Last week, the Philippines went to the polls in order to once again choose new leaders on both the local and national scenes for the next three and six years. Well I might have said new, but in this country that means “same old, same old”. This has been how elections tended to go for generations, that last part also being a key word. Government officials almost always go for re-election, and once they hit the consecutive term limit, they could run for another office then leave their previous post to spouses, children, or relatives, only to return later. Politics in this case is both lifetime career and family business; no laws are in place against such practices and likely never will. Yet somehow, even in this status-quo- driven landscape, there are some openings which have given way to changes and new faces that can affect the future in some different ways from what the Philippines is used to.

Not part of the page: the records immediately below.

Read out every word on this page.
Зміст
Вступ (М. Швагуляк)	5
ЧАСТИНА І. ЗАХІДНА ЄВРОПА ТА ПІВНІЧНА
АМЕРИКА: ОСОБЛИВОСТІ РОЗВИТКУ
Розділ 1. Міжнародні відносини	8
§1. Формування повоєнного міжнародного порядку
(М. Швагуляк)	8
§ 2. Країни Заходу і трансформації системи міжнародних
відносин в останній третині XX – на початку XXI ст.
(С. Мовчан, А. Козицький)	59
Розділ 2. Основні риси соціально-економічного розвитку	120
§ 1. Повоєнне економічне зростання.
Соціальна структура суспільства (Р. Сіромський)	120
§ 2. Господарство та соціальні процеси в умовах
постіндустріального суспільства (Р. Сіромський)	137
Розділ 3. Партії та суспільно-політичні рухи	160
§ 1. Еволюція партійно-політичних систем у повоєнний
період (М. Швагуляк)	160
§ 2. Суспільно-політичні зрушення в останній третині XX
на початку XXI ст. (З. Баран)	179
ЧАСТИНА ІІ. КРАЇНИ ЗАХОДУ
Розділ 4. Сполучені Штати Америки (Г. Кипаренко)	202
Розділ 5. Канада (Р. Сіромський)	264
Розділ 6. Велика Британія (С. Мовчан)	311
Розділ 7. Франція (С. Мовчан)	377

Nowhere else is this change more plain to see than in the now certain victory of presidential candidate Rodrigo Duterte. While in terms of local government he is not exactly “fresh”, being the long-running mayor of Davao City for the better part of three decades, upon answering calls to join in the presidential race his relative “newness” in the national campaign has enjoyed unprecedented popularity in regularly conducted surveys up to the May 9 Election Day. Duterte has also gained an immense number of guaranteed votes from the Mindanao and Visayan electorates, having been born in Leyte but living in the Davao region since age three, and thus inflamed desires all over the Philippines’ southernmost island group to see one of their own leading the whole nation. Personality-wise he is one of the most assertive, abrasive and sharp-spoken people you could meet, sort of like a Samuel L. Jackson character who just happens to be Filipino and a politician. Never hesitating to lambast people and events he does not like and cultivating a harsh law enforcer image and may condone extrajudicial “hit squads” to cut down on crime, such is his charisma with the Filipino people that despite criticism for numerous verbal jabs and ill jokes, for every instance his survey ratings actually jumped. Another factor of his success was his different political platform; voters tired of the same poverty alleviation espoused by the other candidates were willing to give his law and order focus as well as possible change to a federal government system a try.

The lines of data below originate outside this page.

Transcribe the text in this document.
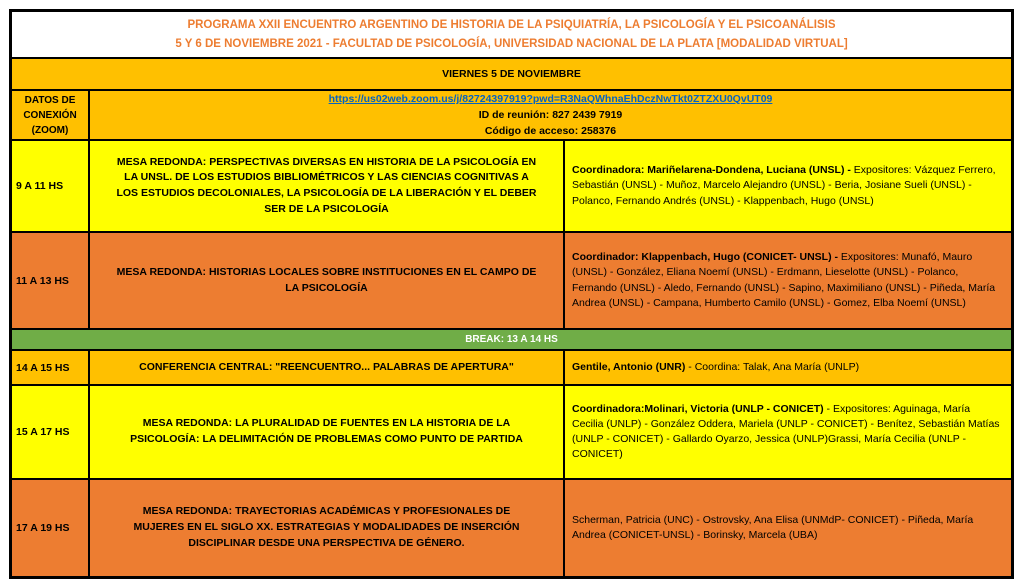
PROGRAMA XXII ENCUENTRO ARGENTINO DE HISTORIA DE LA PSIQUIATRÍA, LA PSICOLOGÍA Y EL PSICOANÁLISIS
5 Y 6 DE NOVIEMBRE 2021 - FACULTAD DE PSICOLOGÍA, UNIVERSIDAD NACIONAL DE LA PLATA [MODALIDAD VIRTUAL]
VIERNES 5 DE NOVIEMBRE
DATOS DE CONEXIÓN (ZOOM)
https://us02web.zoom.us/j/82724397919?pwd=R3NaQWhnaEhDczNwTkt0ZTZXU0QvUT09
ID de reunión: 827 2439 7919
Código de acceso: 258376
9 A 11 HS
MESA REDONDA: PERSPECTIVAS DIVERSAS EN HISTORIA DE LA PSICOLOGÍA EN LA UNSL. DE LOS ESTUDIOS BIBLIOMÉTRICOS Y LAS CIENCIAS COGNITIVAS A LOS ESTUDIOS DECOLONIALES, LA PSICOLOGÍA DE LA LIBERACIÓN Y EL DEBER SER DE LA PSICOLOGÍA
Coordinadora: Mariñelarena-Dondena, Luciana (UNSL) - Expositores: Vázquez Ferrero, Sebastián (UNSL) - Muñoz, Marcelo Alejandro (UNSL) - Beria, Josiane Sueli (UNSL) - Polanco, Fernando Andrés (UNSL) - Klappenbach, Hugo (UNSL)
11 A 13 HS
MESA REDONDA: HISTORIAS LOCALES SOBRE INSTITUCIONES EN EL CAMPO DE LA PSICOLOGÍA
Coordinador: Klappenbach, Hugo (CONICET- UNSL) - Expositores: Munafó, Mauro (UNSL) - González, Eliana Noemí (UNSL) - Erdmann, Lieselotte (UNSL) - Polanco, Fernando (UNSL) - Aledo, Fernando (UNSL) - Sapino, Maximiliano (UNSL) - Piñeda, María Andrea (UNSL) - Campana, Humberto Camilo (UNSL) - Gomez, Elba Noemí (UNSL)
BREAK: 13 A 14 HS
14 A 15 HS	CONFERENCIA CENTRAL: "REENCUENTRO... PALABRAS DE APERTURA"	Gentile, Antonio (UNR) - Coordina: Talak, Ana María (UNLP)
15 A 17 HS
MESA REDONDA: LA PLURALIDAD DE FUENTES EN LA HISTORIA DE LA PSICOLOGÍA: LA DELIMITACIÓN DE PROBLEMAS COMO PUNTO DE PARTIDA
Coordinadora:Molinari, Victoria (UNLP - CONICET) - Expositores: Aguinaga, María Cecilia (UNLP) - González Oddera, Mariela (UNLP - CONICET) - Benítez, Sebastián Matías (UNLP - CONICET) - Gallardo Oyarzo, Jessica (UNLP)Grassi, María Cecilia (UNLP - CONICET)
17 A 19 HS
MESA REDONDA: TRAYECTORIAS ACADÉMICAS Y PROFESIONALES DE MUJERES EN EL SIGLO XX. ESTRATEGIAS Y MODALIDADES DE INSERCIÓN DISCIPLINAR DESDE UNA PERSPECTIVA DE GÉNERO.
Scherman, Patricia (UNC) - Ostrovsky, Ana Elisa (UNMdP- CONICET) - Piñeda, María Andrea (CONICET-UNSL) - Borinsky, Marcela (UBA)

Compared to the presidential race, the vice-presidential one has turned out to be hotly-contested, with Camarines Sur – Third District Rep Leni Robredo and Sen. Ferdinand “Bongbong” Marcos Jr. fighting for domination, Robredo leading over Marcos by only hundreds of thousands or a vote percentage of 1.5%. This had sparked calls of possible tally shenanigans when the formerly leading
Marcos was overtaken by an upsurge of Robredo votes, but nothing has been found to substantiate these claims. So it was that the battle for the second highest national position has been picturesquely described as a “remake match between a Marcos and a Widow in Yellow”, calling to mind the Senator’s father, the late strongman Ferdinand Sr. against Corazon Aquino, now embodied by Leni, widow of former Interior Secretary Jesse Robredo and herself a newbie for national office.
On the senatorial front however, it was “more of the same”, mostly a who’s who of familiar faces who just never seem to go away. But a big new name on the Top 12 is Sarangani Rep and recently retired champion boxer Manny Pacquiao. Having capped off his professional career with an impressive unanimous victory over American Timothy Bradley, as well as coming down from two consecutive congressional terms since 2010 – second one unopposed – Manny is set to take his political career to a higher level. Other senatorial rookies among the veterans are Justice Secretary Leila de Lima, Technical Education & Skills Development Authority (TESDA) head Joel Villanueva and Valenzuela City Congressman Sherwin Gatchalian, with the latter two zooming up the senatorial survey ratings from under 20’s to a solid “magic 12”.
To give an idea of a local election scene, in Mindanao’s General Santos City, most elected officials are re-electionists and old hands. Most of the winners are under the People’s Champ Movement party led by Manny Pacquiao, who also saw two of his brothers getting local offices in the polls. The city voters have voted overwhelmingly for Duterte as President over anyone else, despite Pacquiao’s alliance with incumbent Vice-President Jejomar Binay’s Presidential bid.
It’s been said that “the more things change, the more they stay the same”. As the 2016 Philippine Elections showed however, it’s more “some things change while others stay the same”.
Hopefully what changes there are will be good for this country’s tomorrow.